Correlation between optical flux and polarization variations in Flat Spectrum Radio Quasars on diverse timescales

Blazars are a special class of active galactic nuclei (AGN), whose radiation output is dominated by Doppler boosted non-thermal emission from their relativistic jets that are closely oriented to the observer’s line of sight (1995PASP..107..803U). Doppler boosting amplifies the measured radiation resulting in the observed flux hundreds of times larger than that emitted by the source. The emission from blazars is highly variable in all bands of the electromagnetic (EM) spectrum i.e. from radio to very high energy $\gamma$-rays (e.g. 1995ARA&A..33..163W; 1997ARA&A..35..445U; 2017ApJ...841..123P). These flux variations are observed on a wide range of timescales from minutes to years (e.g. 2004MNRAS.350..175S; 2020ApJ...890...72P; 2020A&A...634A..80R). The broadband spectral energy distribution (SED) of blazars consists of a two hump structure (1998MNRAS.299..433F; 2016ApJS..224...26M). The low energy hump is attributed to the synchrotron process and the high-energy hump is attributed to the inverse Compton (IC) process (2010ApJ...716...30A). The seed photons for IC scattering can be from within the jet (synchrotron-self Compton; SSC; 1981ApJ...243..700K; 1985ApJ...298..114M; 1989ApJ...340..181G; 1996ApJ...461..657B) or outside the jet such as accretion disk, broad-line region, and torus (external Compton; EC; 1987ApJ...322..650B; 1994ApJ...421..153S). In the flat spectrum radio quasar (FSRQ) category of blazars the high energy component of the SED is usually produced by the EC process, while in the BL Lacertae (BL Lac) category of blazars the high energy component of the SED is predominantly due to SSC process. However, some recent studies have also reported temporary SSC dominance on some FSRQs (e.g. 2018MNRAS.479.2037P; 2019A&A...630A..56P; 2020ApJ...891...68C; 2021ApJ...906....5A).

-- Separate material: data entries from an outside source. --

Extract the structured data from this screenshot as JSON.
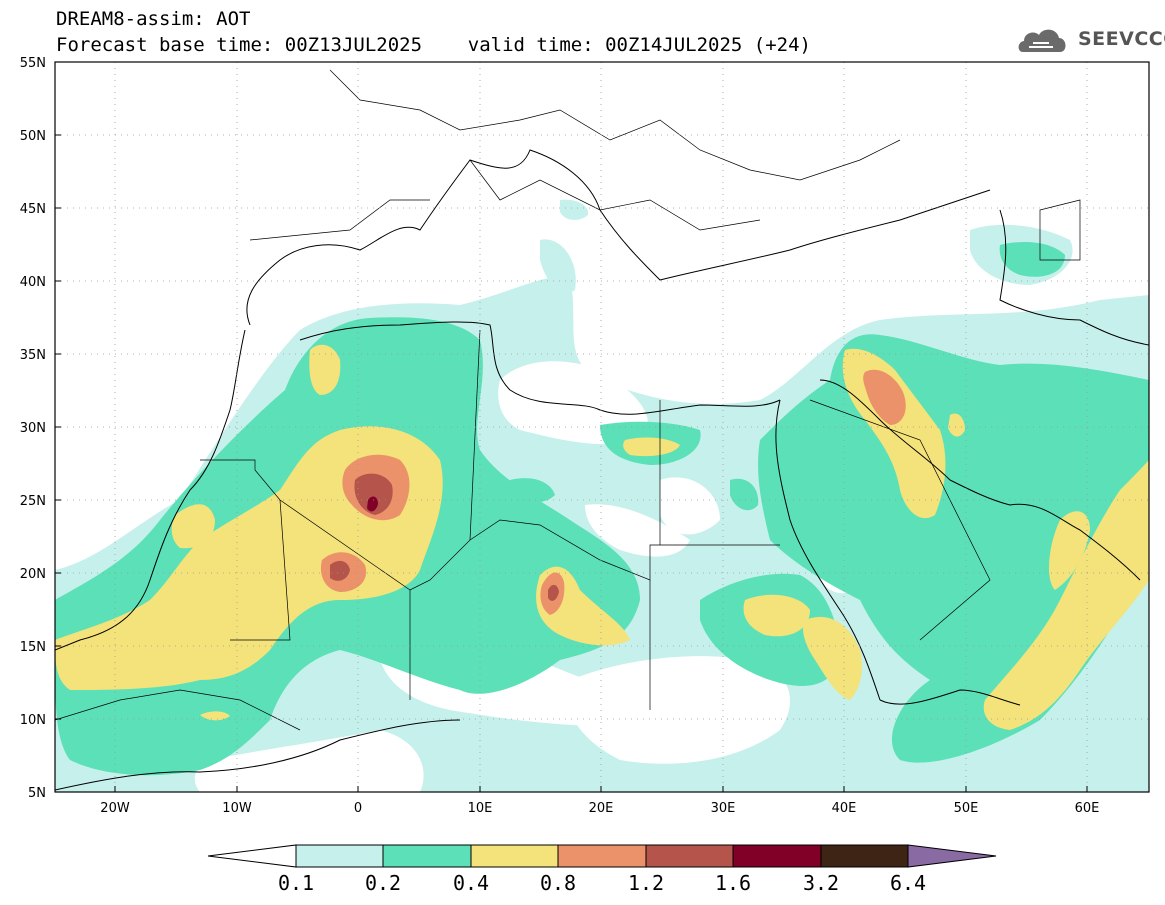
{
  "header": {
    "line1": "DREAM8-assim: AOT",
    "line2": "Forecast base time: 00Z13JUL2025    valid time: 00Z14JUL2025 (+24)"
  },
  "logo": {
    "text": "SEEVCCC",
    "icon": "cloud-icon",
    "color": "#555555"
  },
  "map": {
    "lon_range": [
      -25,
      65
    ],
    "lat_range": [
      5,
      55
    ],
    "x_ticks": [
      "20W",
      "10W",
      "0",
      "10E",
      "20E",
      "30E",
      "40E",
      "50E",
      "60E"
    ],
    "y_ticks": [
      "5N",
      "10N",
      "15N",
      "20N",
      "25N",
      "30N",
      "35N",
      "40N",
      "45N",
      "50N",
      "55N"
    ],
    "grid": "dotted"
  },
  "colorbar": {
    "labels": [
      "0.1",
      "0.2",
      "0.4",
      "0.8",
      "1.2",
      "1.6",
      "3.2",
      "6.4"
    ],
    "colors": [
      "#c6f0ec",
      "#5ce0b8",
      "#f4e27a",
      "#ec926a",
      "#b4544a",
      "#800028",
      "#3e2414",
      "#8a6aa2"
    ]
  },
  "colors": {
    "l1": "#c6f0ec",
    "l2": "#5ce0b8",
    "l3": "#f4e27a",
    "l4": "#ec926a",
    "l5": "#b4544a",
    "l6": "#800028"
  }
}
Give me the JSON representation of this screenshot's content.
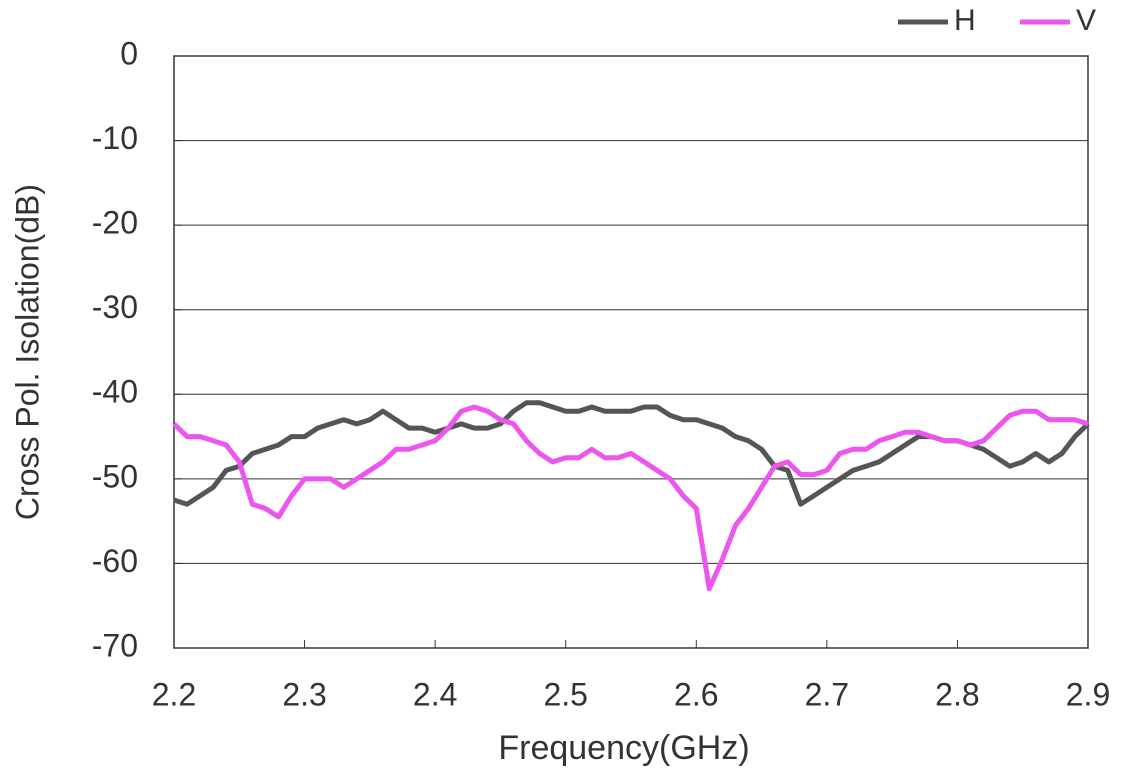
{
  "chart_data": {
    "type": "line",
    "xlabel": "Frequency(GHz)",
    "ylabel": "Cross Pol. Isolation(dB)",
    "x": [
      2.2,
      2.21,
      2.22,
      2.23,
      2.24,
      2.25,
      2.26,
      2.27,
      2.28,
      2.29,
      2.3,
      2.31,
      2.32,
      2.33,
      2.34,
      2.35,
      2.36,
      2.37,
      2.38,
      2.39,
      2.4,
      2.41,
      2.42,
      2.43,
      2.44,
      2.45,
      2.46,
      2.47,
      2.48,
      2.49,
      2.5,
      2.51,
      2.52,
      2.53,
      2.54,
      2.55,
      2.56,
      2.57,
      2.58,
      2.59,
      2.6,
      2.61,
      2.62,
      2.63,
      2.64,
      2.65,
      2.66,
      2.67,
      2.68,
      2.69,
      2.7,
      2.71,
      2.72,
      2.73,
      2.74,
      2.75,
      2.76,
      2.77,
      2.78,
      2.79,
      2.8,
      2.81,
      2.82,
      2.83,
      2.84,
      2.85,
      2.86,
      2.87,
      2.88,
      2.89,
      2.9
    ],
    "series": [
      {
        "name": "H",
        "color": "#555555",
        "values": [
          -52.5,
          -53,
          -52,
          -51,
          -49,
          -48.5,
          -47,
          -46.5,
          -46,
          -45,
          -45,
          -44,
          -43.5,
          -43,
          -43.5,
          -43,
          -42,
          -43,
          -44,
          -44,
          -44.5,
          -44,
          -43.5,
          -44,
          -44,
          -43.5,
          -42,
          -41,
          -41,
          -41.5,
          -42,
          -42,
          -41.5,
          -42,
          -42,
          -42,
          -41.5,
          -41.5,
          -42.5,
          -43,
          -43,
          -43.5,
          -44,
          -45,
          -45.5,
          -46.5,
          -48.5,
          -49,
          -53,
          -52,
          -51,
          -50,
          -49,
          -48.5,
          -48,
          -47,
          -46,
          -45,
          -45,
          -45.5,
          -45.5,
          -46,
          -46.5,
          -47.5,
          -48.5,
          -48,
          -47,
          -48,
          -47,
          -45,
          -43.5
        ]
      },
      {
        "name": "V",
        "color": "#ee55ee",
        "values": [
          -43.5,
          -45,
          -45,
          -45.5,
          -46,
          -48,
          -53,
          -53.5,
          -54.5,
          -52,
          -50,
          -50,
          -50,
          -51,
          -50,
          -49,
          -48,
          -46.5,
          -46.5,
          -46,
          -45.5,
          -44,
          -42,
          -41.5,
          -42,
          -43,
          -43.5,
          -45.5,
          -47,
          -48,
          -47.5,
          -47.5,
          -46.5,
          -47.5,
          -47.5,
          -47,
          -48,
          -49,
          -50,
          -52,
          -53.5,
          -63,
          -59.5,
          -55.5,
          -53.5,
          -51,
          -48.5,
          -48,
          -49.5,
          -49.5,
          -49,
          -47,
          -46.5,
          -46.5,
          -45.5,
          -45,
          -44.5,
          -44.5,
          -45,
          -45.5,
          -45.5,
          -46,
          -45.5,
          -44,
          -42.5,
          -42,
          -42,
          -43,
          -43,
          -43,
          -43.5
        ]
      }
    ],
    "xlim": [
      2.2,
      2.9
    ],
    "xticks": [
      2.2,
      2.3,
      2.4,
      2.5,
      2.6,
      2.7,
      2.8,
      2.9
    ],
    "ylim": [
      -70,
      0
    ],
    "yticks": [
      0,
      -10,
      -20,
      -30,
      -40,
      -50,
      -60,
      -70
    ],
    "grid": true,
    "legend": "top-right"
  }
}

In addition to flux variations, FSRQs are also characterized by a high degree ($>$3%) of variable optical polarization. Optical polarization in quasars is known since their discovery about six decades ago (1966ApJ...146..964K) and subsequently optical polarization were measured for many sources (e.g. 1980ARA&A..18..321A; 1990A&AS...83..183M; 1998AJ....116.2119V; 2008ApJ...672...40H; 2016ApJ...833...77I). The observed polarized emission in optical as well as at other longer wavelengths from these sources provide strong evidence for synchrotron radiation process as a source of the low energy component of their broadband SED (e.g. 1978ApJ...220L..67S; 1990A&AS...83..183M; 1991ApJ...375...46I; 2001ApJ...562..208L; 2002ApJ...577...85M; 2011MNRAS.412..318M). Observations of polarized emission, therefore, provide valuable information on the magnitude and direction of the magnetic field within relativistic jets. Changes in the observed polarization position angle could be related to changes in the direction of the magnetic field in the jet along the observer’s line of sight. Moreover, as the flux variations in the optical and GeV $\gamma$-rays are connected (2009ApJ...697L..81B; 2012ApJ...749..191C; 2014ApJ...783...83L; 2015MNRAS.450.2677C; 2018MNRAS.479.2037P; 2020ApJ...891...68C; 2021ApJ...906....5A, however, see also 2019MNRAS.486.1781R; 2020MNRAS.498.5128R and references therein for no correlation between optical and $\gamma$-ray flux variations) flux and polarization variability observations at different wavelengths can provide important inputs on the connection between different emission regions in the jets of these sources. Also, observations with the Fermi Gamma-ray Space Telescope (hereinafter Fermi) have revealed a close association between the $\gamma$-ray flare and the rotation of the optical polarization position angle, which again can constrain the nature of the high energy $\gamma$-ray emission process (2008Natur.452..966M; 2010Natur.463..919A; 2010ApJ...710L.126M).